THE ongoing Sino-US trade conflict may be starting to make its impact felt on Singapore's small and medium-sized enterprises (SMEs) that are most exposed to global trade, according to a study of payment data of more than 120,000 firms in the country.
In particular, the two sectors most vulnerable to global trade tensions are the commerce-wholesale sector and the transport/storage sector.
In the third quarter, the proportion of SMEs in the commerce-wholesale sector that made their payments within terms fell to 41 per cent from 45 per cent a quarter ago, according to the latest findings by DP Information Group (DP Info).
The proportion of those in the transport/storage sector that made their payments within terms also fell from 43 per cent to 39 per cent for the same period.

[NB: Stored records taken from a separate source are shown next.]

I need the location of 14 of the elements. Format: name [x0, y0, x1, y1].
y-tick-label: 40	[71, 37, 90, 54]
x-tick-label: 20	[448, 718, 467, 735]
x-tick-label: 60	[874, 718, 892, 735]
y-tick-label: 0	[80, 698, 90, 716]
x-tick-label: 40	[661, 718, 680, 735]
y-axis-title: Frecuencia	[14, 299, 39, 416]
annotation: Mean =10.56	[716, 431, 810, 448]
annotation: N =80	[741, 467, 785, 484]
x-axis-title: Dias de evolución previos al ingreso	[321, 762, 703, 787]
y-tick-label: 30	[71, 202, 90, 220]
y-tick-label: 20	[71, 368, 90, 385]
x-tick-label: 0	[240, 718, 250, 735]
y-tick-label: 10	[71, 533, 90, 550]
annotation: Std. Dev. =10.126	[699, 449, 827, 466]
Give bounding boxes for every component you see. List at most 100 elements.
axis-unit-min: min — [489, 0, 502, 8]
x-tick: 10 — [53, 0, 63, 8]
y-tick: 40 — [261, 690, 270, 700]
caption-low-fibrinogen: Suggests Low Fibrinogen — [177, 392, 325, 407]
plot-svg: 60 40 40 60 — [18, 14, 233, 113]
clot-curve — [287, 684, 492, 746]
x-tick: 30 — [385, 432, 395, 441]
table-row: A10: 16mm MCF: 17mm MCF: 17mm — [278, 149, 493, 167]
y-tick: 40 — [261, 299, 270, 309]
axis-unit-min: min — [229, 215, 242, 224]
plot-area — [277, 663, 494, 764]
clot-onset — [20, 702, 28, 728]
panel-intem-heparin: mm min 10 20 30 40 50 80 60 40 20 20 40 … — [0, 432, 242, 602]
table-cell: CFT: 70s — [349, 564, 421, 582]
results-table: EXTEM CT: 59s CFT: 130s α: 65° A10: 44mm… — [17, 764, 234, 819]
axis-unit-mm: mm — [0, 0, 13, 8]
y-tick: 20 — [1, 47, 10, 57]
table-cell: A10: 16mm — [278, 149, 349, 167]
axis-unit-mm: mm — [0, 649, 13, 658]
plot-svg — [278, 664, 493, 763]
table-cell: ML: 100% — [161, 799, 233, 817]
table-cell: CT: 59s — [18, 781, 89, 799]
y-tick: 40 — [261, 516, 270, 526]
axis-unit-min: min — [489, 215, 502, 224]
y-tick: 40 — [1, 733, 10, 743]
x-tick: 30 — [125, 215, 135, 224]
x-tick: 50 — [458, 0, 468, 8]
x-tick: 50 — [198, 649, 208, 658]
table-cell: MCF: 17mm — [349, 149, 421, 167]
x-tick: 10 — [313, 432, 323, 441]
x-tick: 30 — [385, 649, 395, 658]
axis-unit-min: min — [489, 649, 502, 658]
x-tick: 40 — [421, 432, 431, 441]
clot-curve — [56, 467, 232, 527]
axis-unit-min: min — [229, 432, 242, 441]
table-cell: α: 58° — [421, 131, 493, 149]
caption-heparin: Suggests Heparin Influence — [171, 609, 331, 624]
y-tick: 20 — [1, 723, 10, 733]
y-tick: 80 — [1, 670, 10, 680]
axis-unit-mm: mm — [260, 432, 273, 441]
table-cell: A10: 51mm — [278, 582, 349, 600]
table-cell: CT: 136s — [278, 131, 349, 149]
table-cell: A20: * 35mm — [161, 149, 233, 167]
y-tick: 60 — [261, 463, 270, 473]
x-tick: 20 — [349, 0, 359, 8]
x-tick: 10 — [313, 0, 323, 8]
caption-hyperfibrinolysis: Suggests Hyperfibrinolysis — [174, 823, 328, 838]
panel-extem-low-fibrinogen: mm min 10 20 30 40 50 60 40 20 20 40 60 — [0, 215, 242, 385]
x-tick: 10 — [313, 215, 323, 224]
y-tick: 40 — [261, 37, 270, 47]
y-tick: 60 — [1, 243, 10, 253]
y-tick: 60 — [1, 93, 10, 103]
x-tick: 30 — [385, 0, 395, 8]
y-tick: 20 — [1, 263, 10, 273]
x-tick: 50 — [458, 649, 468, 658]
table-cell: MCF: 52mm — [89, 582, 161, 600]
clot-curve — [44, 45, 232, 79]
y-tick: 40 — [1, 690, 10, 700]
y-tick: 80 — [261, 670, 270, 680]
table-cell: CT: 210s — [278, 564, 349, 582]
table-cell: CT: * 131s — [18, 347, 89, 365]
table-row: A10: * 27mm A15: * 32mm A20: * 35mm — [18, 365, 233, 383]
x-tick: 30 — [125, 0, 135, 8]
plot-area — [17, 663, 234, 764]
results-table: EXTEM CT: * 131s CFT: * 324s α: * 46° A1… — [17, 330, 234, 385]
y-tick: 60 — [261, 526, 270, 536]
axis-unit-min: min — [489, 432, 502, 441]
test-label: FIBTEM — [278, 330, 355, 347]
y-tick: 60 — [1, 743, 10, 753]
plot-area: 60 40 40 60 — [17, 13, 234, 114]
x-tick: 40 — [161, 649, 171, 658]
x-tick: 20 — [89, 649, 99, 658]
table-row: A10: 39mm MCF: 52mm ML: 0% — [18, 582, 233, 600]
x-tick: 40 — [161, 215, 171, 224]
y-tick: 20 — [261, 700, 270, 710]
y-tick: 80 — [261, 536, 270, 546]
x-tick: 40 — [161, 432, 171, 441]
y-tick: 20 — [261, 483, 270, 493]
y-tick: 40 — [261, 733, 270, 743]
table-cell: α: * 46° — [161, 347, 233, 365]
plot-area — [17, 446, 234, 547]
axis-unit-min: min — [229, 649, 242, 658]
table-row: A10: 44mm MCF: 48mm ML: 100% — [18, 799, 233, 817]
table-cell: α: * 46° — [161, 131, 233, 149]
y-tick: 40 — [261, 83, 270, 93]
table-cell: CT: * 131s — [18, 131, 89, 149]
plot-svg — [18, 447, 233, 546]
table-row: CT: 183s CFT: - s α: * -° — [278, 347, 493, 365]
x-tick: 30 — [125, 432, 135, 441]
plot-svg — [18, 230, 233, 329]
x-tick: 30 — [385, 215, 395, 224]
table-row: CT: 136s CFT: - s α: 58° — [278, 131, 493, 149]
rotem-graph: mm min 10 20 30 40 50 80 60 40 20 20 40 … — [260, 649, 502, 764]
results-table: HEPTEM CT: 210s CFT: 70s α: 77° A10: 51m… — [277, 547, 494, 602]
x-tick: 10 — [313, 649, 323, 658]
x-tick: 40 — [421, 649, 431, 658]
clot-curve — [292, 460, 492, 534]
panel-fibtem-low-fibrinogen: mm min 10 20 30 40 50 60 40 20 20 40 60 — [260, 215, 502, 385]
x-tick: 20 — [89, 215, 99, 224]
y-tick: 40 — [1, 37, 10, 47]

The two sectors also showed slight increases in the percentage of SMEs that are more than 90 days delinquent.
In the commerce-wholesale sector, the figure ticked up from 9 per cent to 11 per cent quarter on quarter. Similarly, the transport/storage sector also edged up from 11 per cent to 13 per cent.
James Gothard, general manager, Credit Services & Strategy SEA of Experian, said: “Trade tariffs, through their downstream effects, have the potential to impact Singapore’s SMEs in a number of ways – by reducing the competitiveness of their exports and by affecting sales in overseas markets.
“Even if a specific country is not the target of tariffs, demand for intermediate goods from a country that is the target can be impacted.”